The issue is the laws. That's why I don't like the constant restriction of freedom as the answer to everything, and among other things why Brake's campaign to ban hands-free phones got up my nose the other day. You just end up with the proscription of all individual freedom, and now the means exist to enforce it.

This article makes the distinction between dictatorship and democracy goo.gl/TGypb1
 DVLA Driver Data to be open to Insurers - Zero
>> Our best hope is to keep the government honest, because we've already passed the point
>> where a dictatorship could use what's already there to monitor us. Mobile phones, credit cards,
>> Oyster cards, ANPR, just think what the Stasi could have done with that lot.

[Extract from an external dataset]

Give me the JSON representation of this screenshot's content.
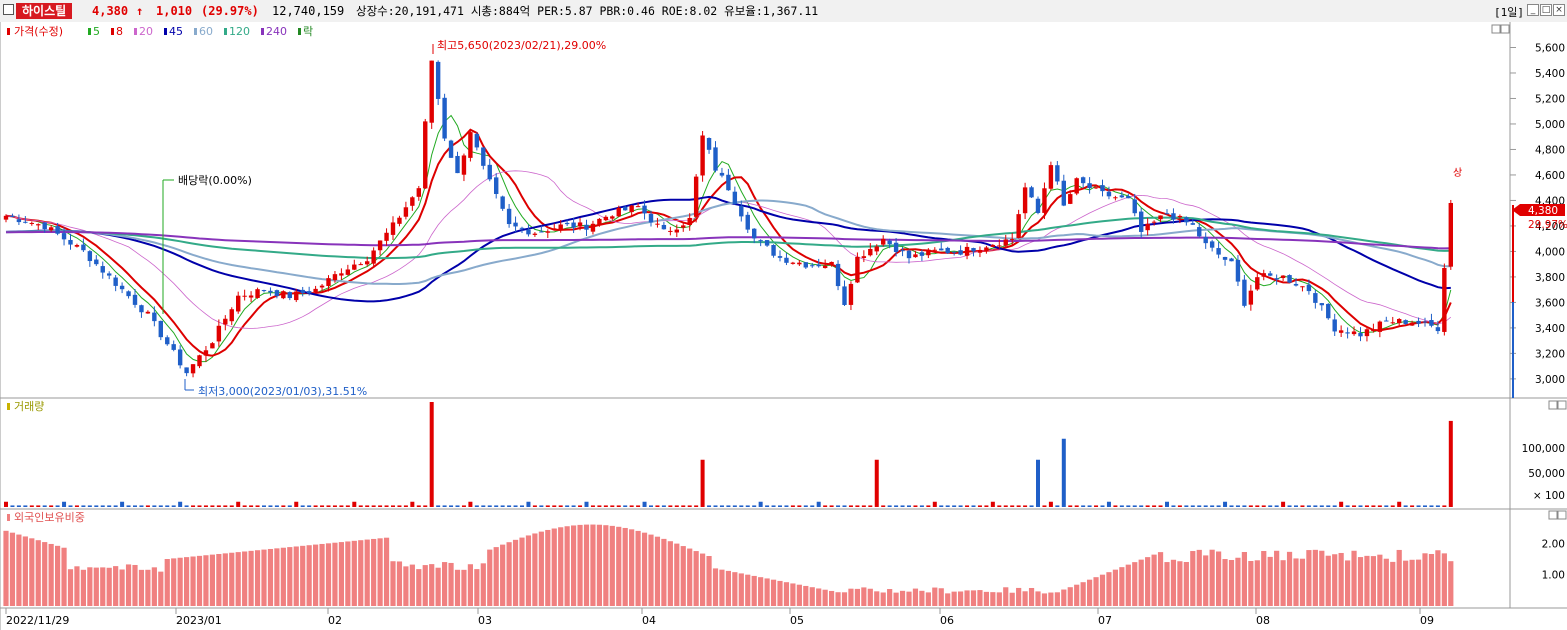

Because thats what we wanted and thats what progress dictates. We don't want to queue at tube ticket offices for ages to get a ticket, we don't want to queue for ages at a post office window to get our paper docs stamped by some surly clark, we want to go on the net and buy stuff cheap from amazon, we want to converse with our friends on Facebook.

None of this has been foisted on us by Big Brother or even the EU against our will, as some huge monitoring and gathering process designed to restrict our freedoms and track us, this is technology at work, the march of progress, because we have embraced it.

To start whining about it, over a perfectly logical and harmless connection of data, is hysteria.
Last edited by: Zero on Fri 22 Nov 13 at 17:20
 DVLA Driver Data to be open to Insurers - No FM2R
It is far better to participate in the system than it is to whine when the system generates something you don't like.

e.g. BRAKE would fail if all participants were equally vocal and committed but there were more anti-BRAKEs.

And if someone who researches cancer is [say] 50% more likely to die of it than someone who does not research it, why should the group of "non-researchers" subsidise them, and why should the "researchers" regards that subsidy as a right?

There can be *NO* issue with gathering data, surely? If it is true, it is true. How that data is used is the risk.

So rather than refusing to take part, refusing to have your data gathered, and eventually ending up marginalised and even more innefectual, why not join in and address the *important* bit?